スナップショットをインポートする手順は、次のとおりです。

  1. デザイン・センターを開き、「設計」メニューから「インポート」を選択します。

  2. メニューから「Warehouse Builderメタデータ」を選択します。

    「メタデータのインポート」ダイアログ・ボックスが表示されます。

  3. 「ヘルプ」をクリックすると、このダイアログ・ボックスの使用方法が表示されます。

インポートされたスナップショットのリストが「メタデータ変更管理」ウィンドウに表示されます。

スナップショットの削除

「メタデータ変更管理」ウィンドウから、スナップショットまたはスナップショット内のコンポーネントを削除できます。

スナップショットを削除する手順は、次のとおりです。

  1. 「メタデータ変更管理」ウィンドウを開き、削除するスナップショットを選択します。

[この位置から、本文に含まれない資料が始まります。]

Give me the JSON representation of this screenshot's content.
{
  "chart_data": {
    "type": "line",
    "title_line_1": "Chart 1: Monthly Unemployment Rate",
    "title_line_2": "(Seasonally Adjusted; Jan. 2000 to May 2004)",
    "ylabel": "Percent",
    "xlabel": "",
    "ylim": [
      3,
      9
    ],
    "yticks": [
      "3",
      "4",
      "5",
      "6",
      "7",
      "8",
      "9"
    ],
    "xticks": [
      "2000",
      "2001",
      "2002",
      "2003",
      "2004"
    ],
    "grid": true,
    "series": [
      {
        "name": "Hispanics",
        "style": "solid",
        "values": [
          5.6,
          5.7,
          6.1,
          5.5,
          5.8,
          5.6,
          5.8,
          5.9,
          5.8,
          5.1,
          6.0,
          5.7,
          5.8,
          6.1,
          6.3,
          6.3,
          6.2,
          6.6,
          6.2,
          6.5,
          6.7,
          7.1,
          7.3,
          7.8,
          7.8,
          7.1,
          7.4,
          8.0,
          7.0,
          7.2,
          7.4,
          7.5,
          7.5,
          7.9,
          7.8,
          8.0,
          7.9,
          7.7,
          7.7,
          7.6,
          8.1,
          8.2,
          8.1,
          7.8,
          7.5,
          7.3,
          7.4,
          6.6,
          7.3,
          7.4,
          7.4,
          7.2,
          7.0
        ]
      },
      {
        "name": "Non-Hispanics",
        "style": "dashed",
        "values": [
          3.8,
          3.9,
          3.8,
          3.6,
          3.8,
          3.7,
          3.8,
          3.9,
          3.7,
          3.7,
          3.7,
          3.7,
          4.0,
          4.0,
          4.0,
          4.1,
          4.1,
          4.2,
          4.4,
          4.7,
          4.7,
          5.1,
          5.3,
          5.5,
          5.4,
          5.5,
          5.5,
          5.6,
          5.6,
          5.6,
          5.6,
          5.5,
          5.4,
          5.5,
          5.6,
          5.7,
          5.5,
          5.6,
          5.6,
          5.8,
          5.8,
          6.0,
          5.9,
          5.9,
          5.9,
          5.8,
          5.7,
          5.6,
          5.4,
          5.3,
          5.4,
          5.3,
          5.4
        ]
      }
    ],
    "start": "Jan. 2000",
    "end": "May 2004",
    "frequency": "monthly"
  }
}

  2. スナップショットを右クリックしてメニューから「削除」を選択します。

    または

    「スナップショット」メニューから「削除」を選択します。

    Warehouse Builderの「削除確認」ボックスが表示されます。

  3. 「はい」をクリックすると、選択したスナップショットがリポジトリから削除されます。

スナップショットからコンポーネントを削除する手順は、次のとおりです。

  1. 「メタデータ変更管理」ウィンドウを開き、コンポーネントを削除するスナップショットを選択します。

  2. 「コンポーネント」タブで、コンポーネントを選択し、右クリックしてポップアップ・メニューから「削除」を選択します。

    または

    「スナップショット」メニューから「削除」を選択します。

    Warehouse Builderの「削除確認」ダイアログ・ボックスが表示されます。

  3. 「はい」をクリックすると、選択したコンポーネントがスナップショットから削除されます。